Bereid de eieren en boter voor: mix de eieren op kamertemperatuur met een staafmixer tot een gladde massa en snijd de boter in kleine stukjes.
Doe zout, suiker en invertsuiker in een steelpan. Invertsuiker voorkomt de vorming van ijskristallen in de soezendeeg en houdt de textuur langer mals en vochtig. Als je het soezendeeg niet gaat invriezen, kan je dit ingrediënt overslaan.
Voeg de boter, het water en de melk toe aan de steelpan en verwarm alles op laag vuur, af en toe roerend met een garde.
Wanneer de boter helemaal gesmolten is, zet je het vuur hoger en breng je het mengsel aan de kook.
Haal het mengsel van het vuur, voeg de gezeefde bloem toe en roer stevig met de garde tot een gladde massa.
Om er zeker van te zijn dat al de bloem is opgenomen, zet je het soezendeeg terug op het vuur en verwarm je het nog 2 minuten op laag vuur, terwijl je stevig roert met een spatel.

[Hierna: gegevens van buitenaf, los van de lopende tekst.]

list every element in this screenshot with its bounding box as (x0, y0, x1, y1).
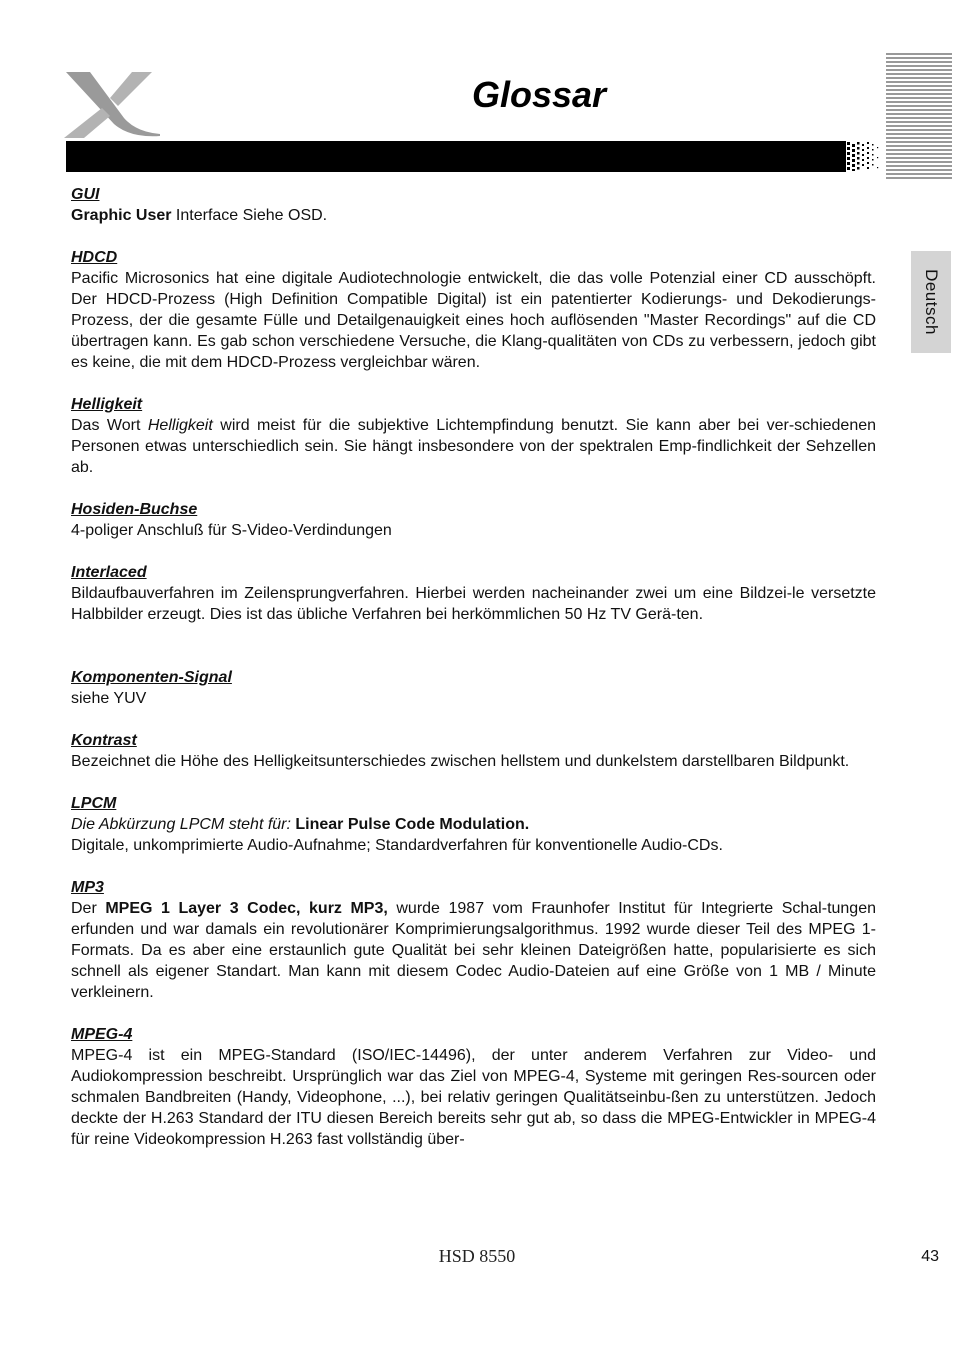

Doe het soezendeeg nu in de mengkom van een staande mixer en begin te mixen met de K-klopper, terwijl je het deeg laat afkoelen tot 55-60° C.
Wanneer het soezendeeg de gewenste temperatuur heeft bereikt, voeg dan geleidelijk, in kleine beetjes, de eieren toe, terwijl je het soezendeeg blijft mixen op lage snelheid.
TIP: De textuur van het soezendeeg wordt visueel gecontroleerd, daarom heb je misschien iets minder eimengsel nodig dan in het recept staat. Het soezendeeg moet glad, homogeen en glanzend zijn en als een lint van de spatel vallen. Als je alle eieren hebt gebruikt en de juiste textuur is nog steeds niet bereikt, kan je een beetje warme melk toevoegen, maar dat komt uiterst zelden voor.
Dek het afgewerkte soezendeeg af met huishoudfolie en laat het een uur rusten op 30° C.
Vul een spuitzak met een open ster spuitmondje van 16 mm diameter voor 2/3 met het soezendeeg.
Spuit de 12,5-13 cm lange éclairs (~35 g per stuk) op een afstand van 1-1,5 cm op een met teflon beklede bakplaat of een geperforeerde siliconenmat. Om perfect gelijkmatige eclairs te krijgen, beweeg je je handen niet tijdens het spuiten, maar zet je een stap achteruit.
Bespuit de eclairs na het spuiten met een dun laagje bakolie en bestrooi ze dan lichtjes met poedersuiker door een zeef. Een dun korstje op het oppervlak beschermt ze tegen barsten.
Zet de eclairs in de vriezer tot ze helemaal bevroren zijn. Je kunt de eclairs maximaal twee weken in de vriezer bewaren, maar zorg er wel voor dat je ze in een luchtdichte verpakking doet om te voorkomen dat ze uitdrogen.
Verwarm de oven voor op 280° C en zet hem dan uit. (Mijn fornuis gaat maximum tot 240° C en dat lukte prima).
Leg de bevroren eclairs over op een geperforeerde siliconenmat met ca. 6 cm afstand tussen elke eclair.
Plaats de eclairs 20-25 min in de uitgeschakelde oven. Gedurende deze tijd moeten ze rijzen, het maximale volume krijgen en lichtjes bruin worden. Zet dan de verwarming aan op 155-160° C en bak de eclairs nog 15-20 min.
De afgewerkte eclairs moeten een uniforme goudbruine kleur hebben en een voldoende hard oppervlak. Als je erop drukt, knispert het een beetje, maar de binnenkant van de eclair blijft zacht en vochtig. Leg de eclairs na het bakken op een rooster om sneller af te koelen. Dit kan ca. 20-30 min duren.